Operating a transition matrix on the "wrong" side. In Markov chain theory, it is customary to denote a probability vector as a row vector
$$
x^{(k)}=\begin{bmatrix}p^{(k)}_1 & p^{(k)}_2 & \dots & p^{(k)}_n\end{bmatrix}
$$
and the transition matrix $A=[a_{ij}]_{n\times n}$, where $a_{ij}=\Bbb P(x^{(k+1)}=j|x^{(k)}=i)$.
With this convention it follows that 
$$
x^{(k+1)}=x^{(k)}A,
$$
i.e. we need to operate the matrix on the right, which is different that other discipline which prefer to operate a linear transformation on the left. Here's my question:

What does operating a transition matrix on the left signify?

What I mean is that let $A$ be a transition matrix in the above sense but now for any column vector $y$, we operate $A$ on the left to get $Ay$. Is there anything interesting we can say about $Ay$?
For example, since $A$ is a transition matrix we know that $\sum_{j=1}^n A_{ij} =1$, thus
$$
A\begin{bmatrix}1 \\ 1 \\ \vdots \\ 1\end{bmatrix}=\begin{bmatrix}1 \\ 1 \\ \vdots \\ 1\end{bmatrix}
$$
so $A$ has $1$ as an eigenvalue, with $\begin{bmatrix}1 & 1 & \dots & 1\end{bmatrix}^T$ as its eigenvector. 

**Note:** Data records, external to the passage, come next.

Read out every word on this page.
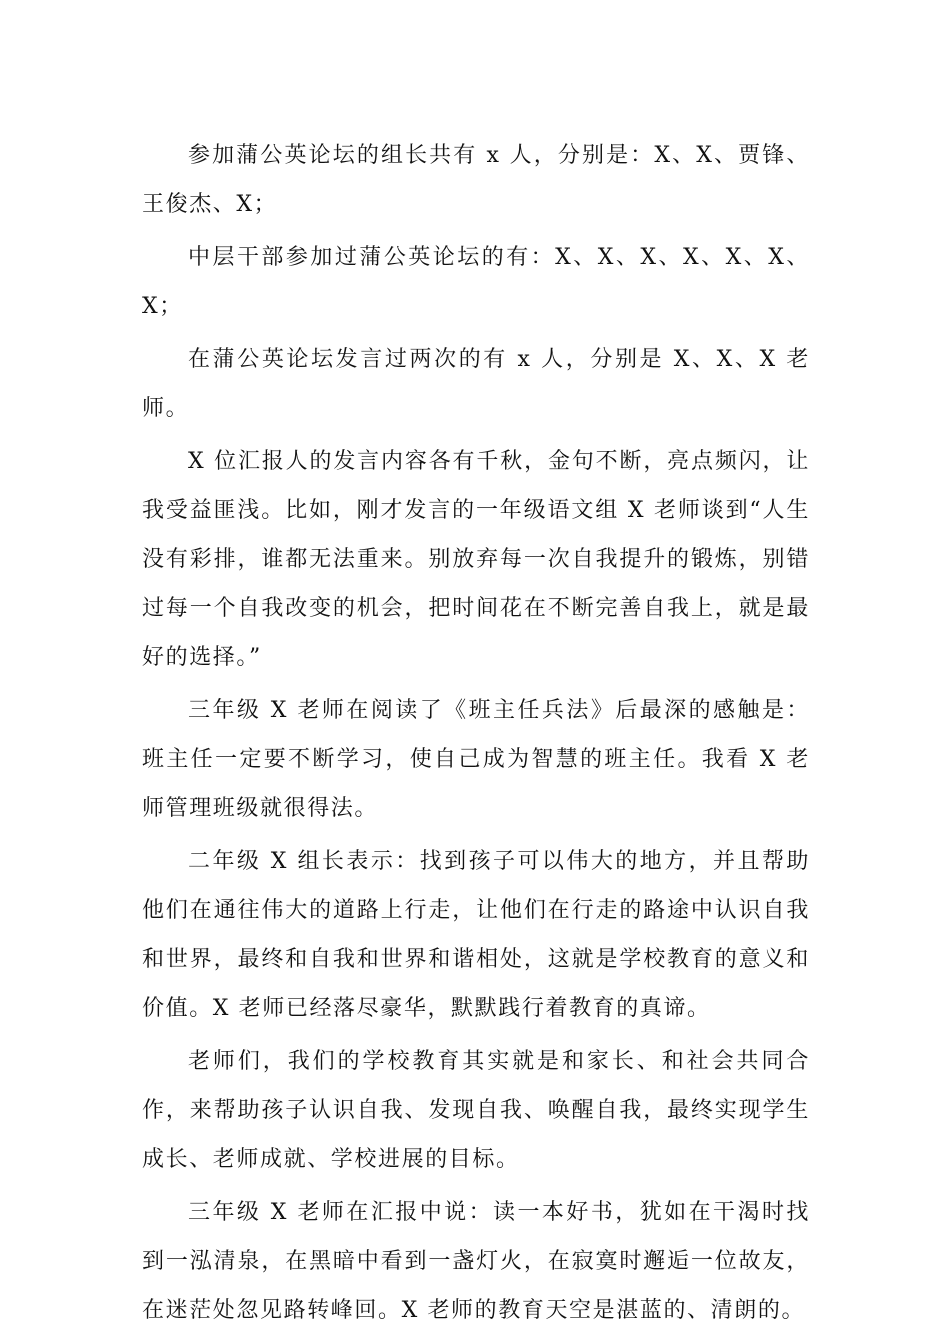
参加蒲公英论坛的组长共有 x 人，分别是：X、X、贾锋、王俊杰、X；

中层干部参加过蒲公英论坛的有：X、X、X、X、X、X、X；

在蒲公英论坛发言过两次的有 x 人，分别是 X、X、X 老师。

X 位汇报人的发言内容各有千秋，金句不断，亮点频闪，让我受益匪浅。比如，刚才发言的一年级语文组 X 老师谈到“人生没有彩排，谁都无法重来。别放弃每一次自我提升的锻炼，别错过每一个自我改变的机会，把时间花在不断完善自我上，就是最好的选择。”

三年级 X 老师在阅读了《班主任兵法》后最深的感触是：班主任一定要不断学习，使自己成为智慧的班主任。我看 X 老师管理班级就很得法。

二年级 X 组长表示：找到孩子可以伟大的地方，并且帮助他们在通往伟大的道路上行走，让他们在行走的路途中认识自我和世界，最终和自我和世界和谐相处，这就是学校教育的意义和价值。X 老师已经落尽豪华，默默践行着教育的真谛。

老师们，我们的学校教育其实就是和家长、和社会共同合作，来帮助孩子认识自我、发现自我、唤醒自我，最终实现学生成长、老师成就、学校进展的目标。

三年级 X 老师在汇报中说：读一本好书，犹如在干渴时找到一泓清泉，在黑暗中看到一盏灯火，在寂寞时邂逅一位故友，在迷茫处忽见路转峰回。X 老师的教育天空是湛蓝的、清朗的。
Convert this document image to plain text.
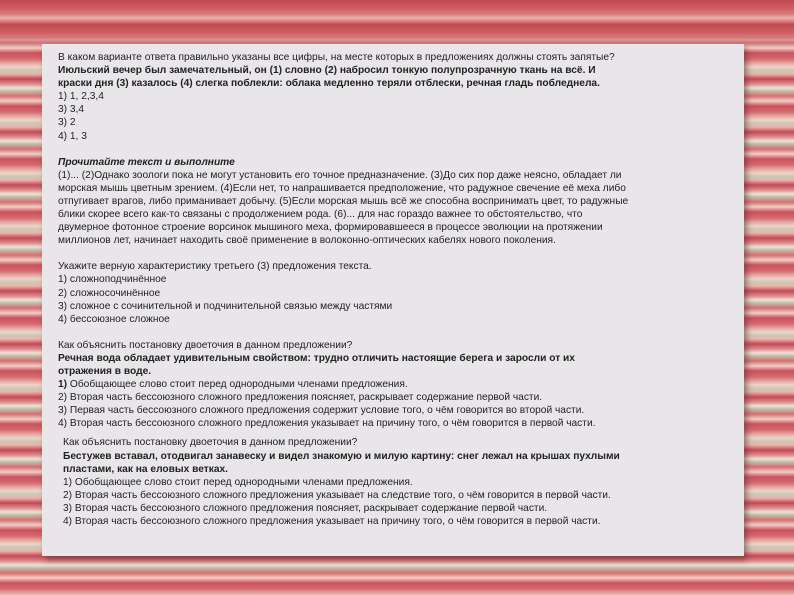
В каком варианте ответа правильно указаны все цифры, на месте которых в предложениях должны стоять запятые?
Июльский вечер был замечательный, он (1) словно (2) набросил тонкую полупрозрачную ткань на всё. И
краски дня (3) казалось (4) слегка поблекли: облака медленно теряли отблески, речная гладь побледнела.
1) 1, 2,3,4
3) 3,4
3) 2
4) 1, 3
Прочитайте текст и выполните
(1)... (2)Однако зоологи пока не могут установить его точное предназначение. (3)До сих пор даже неясно, обладает ли
морская мышь цветным зрением. (4)Если нет, то напрашивается предположение, что радужное свечение её меха либо
отпугивает врагов, либо приманивает добычу. (5)Если морская мышь всё же способна воспринимать цвет, то радужные
блики скорее всего как-то связаны с продолжением рода. (6)... для нас гораздо важнее то обстоятельство, что
двумерное фотонное строение ворсинок мышиного меха, формировавшееся в процессе эволюции на протяжении
миллионов лет, начинает находить своё применение в волоконно-оптических кабелях нового поколения.
Укажите верную характеристику третьего (3) предложения текста.
1) сложноподчинённое
2) сложносочинённое
3) сложное с сочинительной и подчинительной связью между частями
4) бессоюзное сложное
Как объяснить постановку двоеточия в данном предложении?
Речная вода обладает удивительным свойством: трудно отличить настоящие берега и заросли от их
отражения в воде.
1) Обобщающее слово стоит перед однородными членами предложения.
2) Вторая часть бессоюзного сложного предложения поясняет, раскрывает содержание первой части.
3) Первая часть бессоюзного сложного предложения содержит условие того, о чём говорится во второй части.
4) Вторая часть бессоюзного сложного предложения указывает на причину того, о чём говорится в первой части.
Как объяснить постановку двоеточия в данном предложении?
Бестужев вставал, отодвигал занавеску и видел знакомую и милую картину: снег лежал на крышах пухлыми
пластами, как на еловых ветках.
1) Обобщающее слово стоит перед однородными членами предложения.
2) Вторая часть бессоюзного сложного предложения указывает на следствие того, о чём говорится в первой части.
3) Вторая часть бессоюзного сложного предложения поясняет, раскрывает содержание первой части.
4) Вторая часть бессоюзного сложного предложения указывает на причину того, о чём говорится в первой части.
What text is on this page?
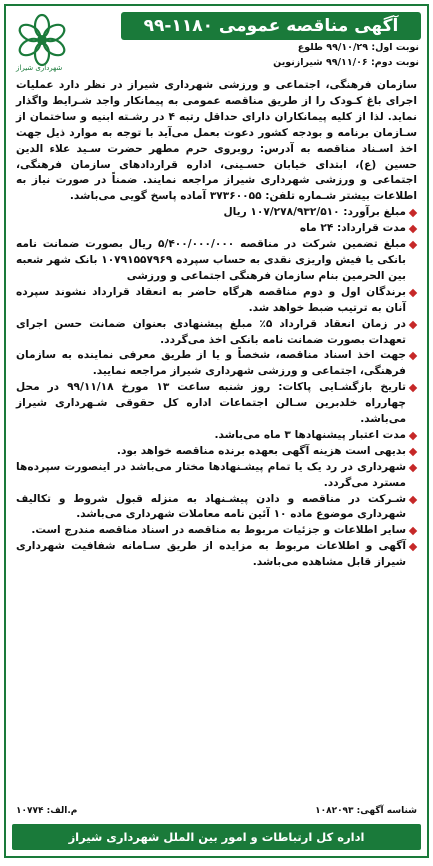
آگهی مناقصه عمومی ۱۱۸۰-۹۹
شهرداری شیراز
نوبت اول: ۹۹/۱۰/۲۹ طلوع
نوبت دوم: ۹۹/۱۱/۰۶ شیرازنوین

سازمان فرهنگی، اجتماعی و ورزشی شهرداری شیراز در نظر دارد عملیات اجرای باغ کـودک را از طریق مناقصه عمومی به پیمانکار واجد شـرایط واگذار نماید. لذا از کلیه پیمانکاران دارای حداقل رتبه ۴ در رشـته ابنیه و ساختمان از سـازمان برنامه و بودجه کشور دعوت بعمل می‌آید با توجه به موارد ذیل جهت اخذ اسـناد مناقصه به آدرس: روبروی حرم مطهر حضرت سـید علاء الدین حسین (ع)، ابتدای خیابان حسـینی، اداره قراردادهای سازمان فرهنگی، اجتماعی و ورزشی شهرداری شیراز مراجعه نمایند. ضمناً در صورت نیاز به اطلاعات بیشتر شـماره تلفن: ۳۷۳۶۰۰۵۵ آماده پاسخ گویی می‌باشد.

مبلغ برآورد: ۱۰۷/۲۷۸/۹۳۲/۵۱۰ ریال
مدت قرارداد: ۲۴ ماه
مبلغ تضمین شرکت در مناقصه ۵/۴۰۰/۰۰۰/۰۰۰ ریال بصورت ضمانت نامه بانکی یا فیش واریزی نقدی به حساب سپرده ۱۰۷۹۱۵۵۷۹۶۹ بانک شهر شعبه بین الحرمین بنام سازمان فرهنگی اجتماعی و ورزشی
برندگان اول و دوم مناقصه هرگاه حاضر به انعقاد قرارداد نشوند سپرده آنان به ترتیب ضبط خواهد شد.
در زمان انعقاد قرارداد ۵٪ مبلغ پیشنهادی بعنوان ضمانت حسن اجرای تعهدات بصورت ضمانت نامه بانکی اخذ می‌گردد.
جهت اخذ اسناد مناقصه، شخصاً و یا از طریق معرفی نماینده به سازمان فرهنگی، اجتماعی و ورزشی شهرداری شیراز مراجعه نمایید.
تاریخ بازگشـایی پاکات: روز شنبه ساعت ۱۳ مورخ ۹۹/۱۱/۱۸ در محل چهارراه خلدبرین سـالن اجتماعات اداره کل حقوقی شـهرداری شیراز می‌باشد.
مدت اعتبار پیشنهادها ۳ ماه می‌باشد.
بدیهی است هزینه آگهی بعهده برنده مناقصه خواهد بود.
شهرداری در رد یک یا تمام پیشـنهادها مختار می‌باشد در اینصورت سپرده‌ها مسترد می‌گردد.
شـرکت در مناقصه و دادن پیشـنهاد به منزله قبول شروط و تکالیف شهرداری موضوع ماده ۱۰ آئین نامه معاملات شهرداری می‌باشد.
سایر اطلاعات و جزئیات مربوط به مناقصه در اسناد مناقصه مندرج است.
آگهی و اطلاعات مربوط به مزایده از طریق سـامانه شفافیت شهرداری شیراز قابل مشاهده می‌باشد.
شناسه آگهی: ۱۰۸۲۰۹۳
م.الف: ۱۰۷۷۴
اداره کل ارتباطات و امور بین الملل شهرداری شیراز
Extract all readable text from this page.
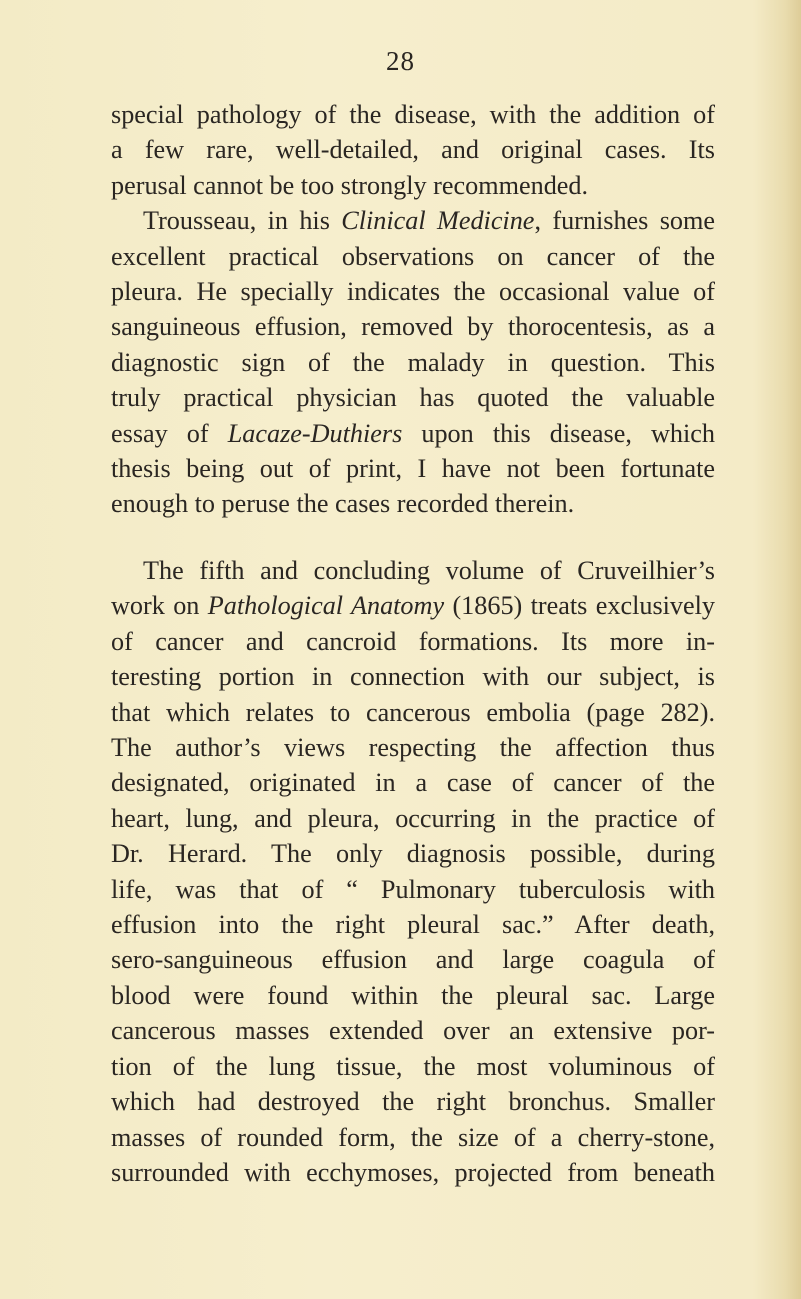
28
special pathology of the disease, with the addition of
a few rare, well-detailed, and original cases. Its
perusal cannot be too strongly recommended.
Trousseau, in his Clinical Medicine, furnishes some
excellent practical observations on cancer of the
pleura. He specially indicates the occasional value of
sanguineous effusion, removed by thorocentesis, as a
diagnostic sign of the malady in question. This
truly practical physician has quoted the valuable
essay of Lacaze-Duthiers upon this disease, which
thesis being out of print, I have not been fortunate
enough to peruse the cases recorded therein.
The fifth and concluding volume of Cruveilhier’s
work on Pathological Anatomy (1865) treats exclusively
of cancer and cancroid formations. Its more in-
teresting portion in connection with our subject, is
that which relates to cancerous embolia (page 282).
The author’s views respecting the affection thus
designated, originated in a case of cancer of the
heart, lung, and pleura, occurring in the practice of
Dr. Herard. The only diagnosis possible, during
life, was that of “ Pulmonary tuberculosis with
effusion into the right pleural sac.” After death,
sero-sanguineous effusion and large coagula of
blood were found within the pleural sac. Large
cancerous masses extended over an extensive por-
tion of the lung tissue, the most voluminous of
which had destroyed the right bronchus. Smaller
masses of rounded form, the size of a cherry-stone,
surrounded with ecchymoses, projected from beneath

In the same spirit, is there any special property when viewing $A$ as a bilinear form
  $$
\langle Ay,x\rangle = x^TAy
$$
  where $x,y$ are column vectors?

 A: Suppose $(X_k)$ is a Markov chain on $n$ states with initial state $i$ and transition probabilities given by $A$. Then for any $y\in\mathbb R^n$,
$$E(y_{X_k})=(A^ky)_i$$
In particular, $E(y_{X_1})=(Ay)_i$. 
This is best understood when considering $y$ as a function of the state space, so $y_{X_1}$ can be thought of as a test statistic of the Markov chain. With this perspective, it is hardly surprising that $[1\,1\,\ldots\,1]^T$ is a $1$-eigenvector; it corresponds to the constant function $1$, which obviously has mean $1$ regardless of initial state.
As for the bilinear form, in a similar fashion we have that
$$x^TAy=E(y_{X_1})$$
where $(X_k)$ is still a Markov chain with transition probabilities $A$, but now the distribution of the initial state is $x^T$ (i.e. $P(X_0=i)=x_i$). This is again a very natural quantity to consider, although it is usually sufficient to consider Markov chains with a specific initial state.
Note: I'm not sure how much advanced math you know, so feel free to disregard anything below this point!
It might seem like operating on probability vectors is a more natural thing to do, and so one might wonder why we don't simply flip our definition of stochastic matrices and have things the other way around. The reason becomes clear when you stop assuming a finite state space. If you have a Markov chain $(X_k)$ on a (topological) state space $S$ with transition kernel $\Pi=(\pi(x,\cdot))_{x\in S}$, then it is natural to consider
$$Pf(x):=\int f(y)\pi(x,dy)=E^x(f(X_1))$$
for bounded Borel functions $f$, where $E^x$ denotes expectation with respect to the chain started at $x$. This corresponds exactly to $Ay$ if $|S|<\infty$. If $S$ is locally compact and Hausdorff regular, then we are particularly interested in the case where $Pf\in C_0(S)$ for $f\in C_0(S)$, where $C_0(S)$ is the space of continuous functions which are zero at infinity. Tthe dual operator $P'$ acts on probability distributions (or more generally, finite signed Radon measures) via
$$\langle P'\mu,f\rangle=\langle\mu,Pf\rangle=\int Pf(x)\mu(dx).$$
In the case where $|S|<\infty$, $P'\mu$ and $\langle P'\mu,f\rangle$ correspond respectively to $xA$ and $xAy$.